My son came home from school last week with information on an after-school program that was going to culminate in an academic competition in January. I immediately dismissed it as junk and put it in the recycling container.
Imagine my surprise when later in the next week a note was in my son's binder saying that he had signed up to try out for two events. I thought I told him no, like I do to just about everything that comes home in that folder (book orders, cookie dough fundraisers, spirit night at local restaurants, etc).
I didn't want him to do it because it would be a major inconvenience for me. It would mean I would pick up his sister at school at 3:15 and then return at 4:15 to pick him up twice a week. Remember how much I hate picking up from school? Now it get to do it two more round-trips each week.
I explained to my son that out of 90 kids they would be selecting 5 to compete and that he was signing up for try-outs only. I was discouraging him from trying because the odds were fairly low that he would make the cuts. I would be irritated twice a week with extra school runs, and he would be heartbroken. I was trying to save us both.
And then I realized that I was basically telling my kid that he wasn't the brightest and shouldn't even try because he wasn't going to be in the top 5. What kind of parent does that? Had the subjects been math or science I might have agreed without contest, but the areas of competition that his grade level could participate in were creative writing and storytelling.

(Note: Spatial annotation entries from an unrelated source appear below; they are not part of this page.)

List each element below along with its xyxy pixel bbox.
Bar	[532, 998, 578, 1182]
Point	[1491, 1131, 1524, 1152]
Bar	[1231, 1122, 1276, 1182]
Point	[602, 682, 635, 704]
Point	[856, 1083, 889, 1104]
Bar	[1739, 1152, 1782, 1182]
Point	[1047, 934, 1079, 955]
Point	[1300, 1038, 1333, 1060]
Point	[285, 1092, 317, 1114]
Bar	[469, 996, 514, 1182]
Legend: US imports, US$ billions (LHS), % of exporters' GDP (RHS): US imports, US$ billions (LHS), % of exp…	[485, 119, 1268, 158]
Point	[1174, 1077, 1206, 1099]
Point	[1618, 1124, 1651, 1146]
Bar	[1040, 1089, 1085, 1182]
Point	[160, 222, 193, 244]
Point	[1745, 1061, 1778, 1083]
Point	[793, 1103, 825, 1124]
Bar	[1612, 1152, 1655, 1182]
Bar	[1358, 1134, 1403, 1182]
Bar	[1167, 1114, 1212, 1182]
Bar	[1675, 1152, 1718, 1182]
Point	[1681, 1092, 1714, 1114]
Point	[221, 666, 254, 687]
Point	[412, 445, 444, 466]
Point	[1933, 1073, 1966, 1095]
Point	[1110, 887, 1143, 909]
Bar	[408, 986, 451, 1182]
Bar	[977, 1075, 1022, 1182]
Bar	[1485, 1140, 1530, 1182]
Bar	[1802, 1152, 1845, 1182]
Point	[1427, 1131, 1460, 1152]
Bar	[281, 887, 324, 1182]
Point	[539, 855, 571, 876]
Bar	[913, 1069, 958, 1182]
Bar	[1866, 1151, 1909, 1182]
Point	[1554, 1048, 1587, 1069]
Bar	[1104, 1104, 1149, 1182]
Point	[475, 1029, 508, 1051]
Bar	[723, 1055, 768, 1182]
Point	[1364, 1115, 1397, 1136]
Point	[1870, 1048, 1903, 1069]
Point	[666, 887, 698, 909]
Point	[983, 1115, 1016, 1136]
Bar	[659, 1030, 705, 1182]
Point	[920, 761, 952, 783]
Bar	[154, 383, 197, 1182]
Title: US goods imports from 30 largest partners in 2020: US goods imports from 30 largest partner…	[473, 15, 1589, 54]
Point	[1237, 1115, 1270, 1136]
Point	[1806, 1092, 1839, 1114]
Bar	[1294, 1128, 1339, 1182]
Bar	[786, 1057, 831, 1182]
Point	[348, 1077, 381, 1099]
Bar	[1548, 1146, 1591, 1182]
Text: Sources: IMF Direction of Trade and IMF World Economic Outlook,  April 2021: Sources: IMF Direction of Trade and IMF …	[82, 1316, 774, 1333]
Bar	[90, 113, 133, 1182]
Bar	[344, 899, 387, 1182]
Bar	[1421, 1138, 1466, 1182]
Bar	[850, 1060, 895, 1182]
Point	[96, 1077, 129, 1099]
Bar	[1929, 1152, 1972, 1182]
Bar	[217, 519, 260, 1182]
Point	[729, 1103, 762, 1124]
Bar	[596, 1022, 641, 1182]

If you knew my son you would know that getting him to read for 20 minutes every day is one of our struggles. Encouraging him to write may even be a bigger challenge. He is brief to say the least. Over the summer I had to fight with him for 4 sentences about a subject he liked!
We'd been trying to get him involved in something: karate, football, cycling, running and he showed zero interest. How could he possibly want to do this, he doesn't seem to even like it!
A good parent would be encouraging their child! He finally says something that he wants to do and my first response is no!
Guess who is trying out for the creative writing and storytelling team? We talked about it, and I pulled the permission slip out of the recycling bin and reluctantly signed it. Time to start helping and encouraging. Time to paste that smile on my face when I have visited the school parking lot for the third time that day. Finally, he shows interest in something that isn't electronic - I am happy about that.
Maybe this will actually get him interested in reading and writing, and maybe he will even make the cut.